For Schneider, its various offerings are like building blocks, which it can arrange in different configurations depending on customer needs and the carrier's availability. Sometimes, shippers convert from truck to intermodal because that's where capacity is. The reverse also occurs, Rourke said, due to increased service requirements and reliability.
"We want to make sure we're offering options and letting our customers take advantage based upon what's the most important to them," he said.
Schneider's logistics segment, which includes brokerage, offers more options, too. It delivered growth in Q1, as Rourke said revenue rose 49% YoY, and earnings improved 279%.

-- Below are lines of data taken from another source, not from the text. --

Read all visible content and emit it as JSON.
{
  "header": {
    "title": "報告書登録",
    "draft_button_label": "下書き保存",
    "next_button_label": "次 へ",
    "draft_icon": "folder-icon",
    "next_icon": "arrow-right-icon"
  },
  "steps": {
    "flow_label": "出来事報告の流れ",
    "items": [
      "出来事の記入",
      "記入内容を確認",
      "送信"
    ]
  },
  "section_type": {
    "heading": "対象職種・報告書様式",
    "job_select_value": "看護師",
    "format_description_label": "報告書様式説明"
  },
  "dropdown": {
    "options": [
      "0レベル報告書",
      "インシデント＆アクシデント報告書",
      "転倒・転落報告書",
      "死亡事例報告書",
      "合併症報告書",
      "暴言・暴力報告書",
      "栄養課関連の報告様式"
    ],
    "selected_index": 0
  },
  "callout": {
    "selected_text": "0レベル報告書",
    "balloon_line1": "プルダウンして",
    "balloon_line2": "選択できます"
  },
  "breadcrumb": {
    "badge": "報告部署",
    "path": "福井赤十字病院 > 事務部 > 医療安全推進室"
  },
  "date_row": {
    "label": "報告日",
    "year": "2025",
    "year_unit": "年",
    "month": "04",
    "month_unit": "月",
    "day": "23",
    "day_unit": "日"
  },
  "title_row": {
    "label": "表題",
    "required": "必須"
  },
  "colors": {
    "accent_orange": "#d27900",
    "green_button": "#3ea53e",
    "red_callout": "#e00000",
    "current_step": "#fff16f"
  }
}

Rourke said he thinks third-party providers "have durability to them," which means the business it attracts has staying power. Third-party services can support a variable cost structure, which allows the business to adapt to changing markets, he said.
Schneider is building up its trailer-pool and power-only services under its logistics and brokerage arm. The carrier launched FreightPower for carriers last year, and it launched a version for shippers in Q1, the latter of which it will expand to other parts of its portfolio.
Schneider is getting hundreds of orders per day on that channel, though Rourke admitted the current market is "no doubt" giving its logistics business a boost.
Others, including J.B. Hunt, have also caught onto the stickiness of brokerage business.
J.B. Hunt continues to invest in its 360box program, in which it can procure trailers for third parties to haul and avoid additional tractor procurement. Trailer-maker Wabash sees the trucking industry trending in that broker-focused direction.
"Brokerage/asset enabled brokerage solutions is something that we are very keyed into going forward," Wabash CEO Brent Yeagy said during a recent earnings call. "And J.B. Hunt is one of those customers that is acting on the market in a way that aligns with where Wabash National sees the world going."